Durante doze séculos a terapêutica contra a escrófula na Europa acontecia através de um curioso e peculiar ritual: o toque real, bastante representativa da crença da época. Com o passar dos séculos o poder de cura real tornou-se desacreditado, mas a última cerimônia ainda ocorreu em pleno século XIX.

Na Europa dos séculos XVIII e XIX, principalmente durante e após a Revolução Industrial, com as migrações cada vez maiores para ambientes urbanos confinados e de má higiene, a tuberculose encontrou seu espaço na história como a causadora de muitas tragédias sociais. Na reforma urbana de Paris promovida pelo Barão de Haussmann estima-se que nada menos de 80% da população carente, expulsa para a periferia de Paris, tenha sucumbido frente à doença. No restante da Europa dos anos 1800 a tísica era apontada como causadora de 30% das mortes em geral e no Brasil de 1855 estima-se que um em cada 150 habitantes era portador do mal.

Em princípios do século XIX, Laennec afirmava ser a tuberculose, juntamente com a sífilis, o resultado de “excessos venéreos”. Tal assertiva era corroborada pelo fato de ser a peste branca a principal causa de óbito entre as prostitutas de Paris e ligava ainda mais a doença ao erotismo, em uma época em que se considerava um rosto esquelético, sulcado e de extrema palidez como um irradiador de mistério e fascinação.

Entretanto, o encanto da doença foi quebrado diante da alta morbi-mortalidade da descoberta do agente causal e da forma de sua transmissão. A descoberta em 1882 do bacilo causador da tuberculose humana - Mycobacterium tuberculosis, por Robert Koch (1843-1910), da forma de transmissão da doença através de gotículas produzidas pela tosse que se espalhavam pelo ambiente (Pflügge, 1847-1923) e pelo surgimento em 1895 da radiografia (Roentgen, 1845-1923), resultaram numa melhor caracterização clínica da doença e consequente aprimoramento diagnóstico.

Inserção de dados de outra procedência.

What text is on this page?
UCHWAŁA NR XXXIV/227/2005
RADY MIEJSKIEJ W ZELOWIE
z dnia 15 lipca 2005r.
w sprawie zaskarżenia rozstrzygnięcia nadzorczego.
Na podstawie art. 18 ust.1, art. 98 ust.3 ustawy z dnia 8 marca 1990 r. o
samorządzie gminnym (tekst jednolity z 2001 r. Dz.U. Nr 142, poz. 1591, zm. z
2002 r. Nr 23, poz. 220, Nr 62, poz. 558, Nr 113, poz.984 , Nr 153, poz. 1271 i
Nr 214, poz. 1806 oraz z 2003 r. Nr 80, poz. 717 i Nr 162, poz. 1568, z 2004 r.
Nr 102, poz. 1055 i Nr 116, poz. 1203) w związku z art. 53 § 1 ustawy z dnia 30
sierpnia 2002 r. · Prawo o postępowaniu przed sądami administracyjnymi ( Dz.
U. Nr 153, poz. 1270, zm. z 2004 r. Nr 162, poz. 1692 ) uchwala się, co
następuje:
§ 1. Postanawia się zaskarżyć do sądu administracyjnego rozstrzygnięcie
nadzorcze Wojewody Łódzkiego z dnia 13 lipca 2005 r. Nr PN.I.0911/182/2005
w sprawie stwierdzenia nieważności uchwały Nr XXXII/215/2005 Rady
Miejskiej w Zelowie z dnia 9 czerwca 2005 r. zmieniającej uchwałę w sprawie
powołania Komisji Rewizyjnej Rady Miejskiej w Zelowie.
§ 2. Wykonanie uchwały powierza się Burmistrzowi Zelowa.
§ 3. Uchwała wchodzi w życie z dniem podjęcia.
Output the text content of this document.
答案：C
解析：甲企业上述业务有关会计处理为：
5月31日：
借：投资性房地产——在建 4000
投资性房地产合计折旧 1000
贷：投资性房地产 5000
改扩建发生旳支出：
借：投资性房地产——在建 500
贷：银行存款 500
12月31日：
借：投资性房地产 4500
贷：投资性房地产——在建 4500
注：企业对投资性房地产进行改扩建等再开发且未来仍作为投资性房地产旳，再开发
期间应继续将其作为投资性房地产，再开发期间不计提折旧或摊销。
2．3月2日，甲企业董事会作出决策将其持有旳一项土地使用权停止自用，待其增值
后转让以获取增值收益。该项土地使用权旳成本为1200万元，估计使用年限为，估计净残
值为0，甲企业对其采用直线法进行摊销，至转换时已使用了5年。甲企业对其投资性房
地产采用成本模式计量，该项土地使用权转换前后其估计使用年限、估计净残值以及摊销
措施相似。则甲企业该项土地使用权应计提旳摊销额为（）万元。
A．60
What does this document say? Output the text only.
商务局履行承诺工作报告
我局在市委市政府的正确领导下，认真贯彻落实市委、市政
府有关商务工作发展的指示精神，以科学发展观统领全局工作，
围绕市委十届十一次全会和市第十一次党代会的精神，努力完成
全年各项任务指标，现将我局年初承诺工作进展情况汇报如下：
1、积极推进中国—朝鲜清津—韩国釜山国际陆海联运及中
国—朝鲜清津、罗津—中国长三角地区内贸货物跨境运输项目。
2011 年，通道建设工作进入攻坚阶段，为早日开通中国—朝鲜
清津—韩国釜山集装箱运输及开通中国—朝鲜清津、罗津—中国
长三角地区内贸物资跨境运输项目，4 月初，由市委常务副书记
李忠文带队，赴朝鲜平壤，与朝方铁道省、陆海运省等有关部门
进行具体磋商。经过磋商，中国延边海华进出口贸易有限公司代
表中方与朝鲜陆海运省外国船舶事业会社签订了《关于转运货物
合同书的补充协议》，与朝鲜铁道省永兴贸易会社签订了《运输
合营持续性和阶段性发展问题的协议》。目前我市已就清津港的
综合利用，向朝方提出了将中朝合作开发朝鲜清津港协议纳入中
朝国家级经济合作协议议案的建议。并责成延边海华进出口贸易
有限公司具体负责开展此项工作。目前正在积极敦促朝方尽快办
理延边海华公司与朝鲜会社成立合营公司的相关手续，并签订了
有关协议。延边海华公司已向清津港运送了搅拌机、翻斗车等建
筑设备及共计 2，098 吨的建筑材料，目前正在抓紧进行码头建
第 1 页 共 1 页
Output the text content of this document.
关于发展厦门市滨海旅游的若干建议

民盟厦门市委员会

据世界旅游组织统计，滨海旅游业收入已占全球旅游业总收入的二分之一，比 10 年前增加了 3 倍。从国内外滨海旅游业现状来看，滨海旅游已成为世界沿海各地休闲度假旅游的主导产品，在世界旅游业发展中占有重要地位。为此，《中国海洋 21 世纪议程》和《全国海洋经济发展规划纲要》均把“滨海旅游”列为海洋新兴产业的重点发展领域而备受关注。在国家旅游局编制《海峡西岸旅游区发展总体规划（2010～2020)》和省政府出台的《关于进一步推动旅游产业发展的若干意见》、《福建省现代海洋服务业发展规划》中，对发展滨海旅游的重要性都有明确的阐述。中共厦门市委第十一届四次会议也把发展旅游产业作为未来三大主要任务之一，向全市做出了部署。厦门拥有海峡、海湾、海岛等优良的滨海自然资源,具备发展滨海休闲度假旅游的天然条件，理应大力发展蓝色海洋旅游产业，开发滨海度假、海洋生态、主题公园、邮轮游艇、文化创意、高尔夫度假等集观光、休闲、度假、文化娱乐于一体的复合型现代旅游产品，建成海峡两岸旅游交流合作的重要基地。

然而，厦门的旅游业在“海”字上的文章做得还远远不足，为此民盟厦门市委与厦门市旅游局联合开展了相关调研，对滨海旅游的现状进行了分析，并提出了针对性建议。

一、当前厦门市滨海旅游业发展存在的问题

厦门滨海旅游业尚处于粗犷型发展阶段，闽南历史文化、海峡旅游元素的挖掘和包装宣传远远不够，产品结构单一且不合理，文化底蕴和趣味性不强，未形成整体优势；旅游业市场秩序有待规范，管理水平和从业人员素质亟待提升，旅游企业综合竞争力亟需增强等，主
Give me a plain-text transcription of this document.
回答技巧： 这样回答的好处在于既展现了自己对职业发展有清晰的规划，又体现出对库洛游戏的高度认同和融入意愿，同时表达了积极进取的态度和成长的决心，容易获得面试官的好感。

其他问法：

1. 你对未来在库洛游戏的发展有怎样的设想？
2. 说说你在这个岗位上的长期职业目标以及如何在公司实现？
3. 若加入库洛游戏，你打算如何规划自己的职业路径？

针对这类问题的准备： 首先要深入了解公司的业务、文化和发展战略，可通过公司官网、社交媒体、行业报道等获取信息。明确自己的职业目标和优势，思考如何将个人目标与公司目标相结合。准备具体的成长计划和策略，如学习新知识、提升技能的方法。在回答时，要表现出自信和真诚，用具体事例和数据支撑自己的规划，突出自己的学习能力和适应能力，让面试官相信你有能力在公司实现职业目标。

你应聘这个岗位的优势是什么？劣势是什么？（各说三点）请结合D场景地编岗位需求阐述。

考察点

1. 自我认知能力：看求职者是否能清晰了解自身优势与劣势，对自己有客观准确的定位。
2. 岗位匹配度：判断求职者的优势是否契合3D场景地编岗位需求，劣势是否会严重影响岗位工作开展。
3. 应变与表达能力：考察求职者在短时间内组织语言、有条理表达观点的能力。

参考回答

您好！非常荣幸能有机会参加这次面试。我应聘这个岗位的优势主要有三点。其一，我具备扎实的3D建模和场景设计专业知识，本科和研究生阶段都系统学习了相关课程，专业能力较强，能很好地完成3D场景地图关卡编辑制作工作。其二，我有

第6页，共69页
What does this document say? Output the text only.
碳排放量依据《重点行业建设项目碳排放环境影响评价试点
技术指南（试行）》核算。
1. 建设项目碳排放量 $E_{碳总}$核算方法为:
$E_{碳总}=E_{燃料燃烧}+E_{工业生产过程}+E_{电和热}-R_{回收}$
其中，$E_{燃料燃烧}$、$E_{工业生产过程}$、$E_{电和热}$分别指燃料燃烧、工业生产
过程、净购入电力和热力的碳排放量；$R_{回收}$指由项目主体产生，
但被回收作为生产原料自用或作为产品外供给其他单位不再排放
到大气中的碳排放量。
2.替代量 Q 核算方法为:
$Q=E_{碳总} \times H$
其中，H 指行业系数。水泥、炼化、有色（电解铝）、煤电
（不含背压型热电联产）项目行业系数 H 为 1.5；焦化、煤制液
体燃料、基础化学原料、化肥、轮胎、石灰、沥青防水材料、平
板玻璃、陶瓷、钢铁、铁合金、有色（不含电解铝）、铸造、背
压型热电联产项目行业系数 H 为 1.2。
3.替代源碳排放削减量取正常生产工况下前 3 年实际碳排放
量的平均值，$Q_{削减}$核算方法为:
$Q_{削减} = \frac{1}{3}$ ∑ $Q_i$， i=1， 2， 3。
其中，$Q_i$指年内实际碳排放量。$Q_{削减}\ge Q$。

Uma vez estabelecidas essas descobertas, as autoridades passaram a dirigir forças para seu combate, controle e tratamento, baseados em duas principais premissas. A primeira é que a tuberculose poderia ser prevenida através do controle comportamental e isolamento de seus portadores; e a segunda é que ela era tratável, desde que o diagnóstico precoce fosse estabelecido. Diante da então ausência de uma terapêutica específica, as recomendações médicas visavam à obtenção de novos hábitos de higiene, boa alimentação, ar fresco, exercícios e períodos de descanso supervisionados.

A despeito dos avanços alcançados por determinações higiênicas, o grande controle da tuberculose surgiria apenas a partir de 1943 com o surgimento da estreptomicina. Sua erradicação, entretanto, ainda parece estar longe de ser alcançada.


Profa. Dra. Cristina Brandt Friedrich Martin Gurgel
Docente da Pontifícia Universidade Católica de Campinas, desde 1990, é membro do Grupo de Estudos de História da Ciência da Unicamp, desde 2011.Tem experiência na área de Medicina Interna, com ênfase em Cardiologia, atuando principalmente nos seguintes temas: doença de chagas, semiologia médica e história da medicina.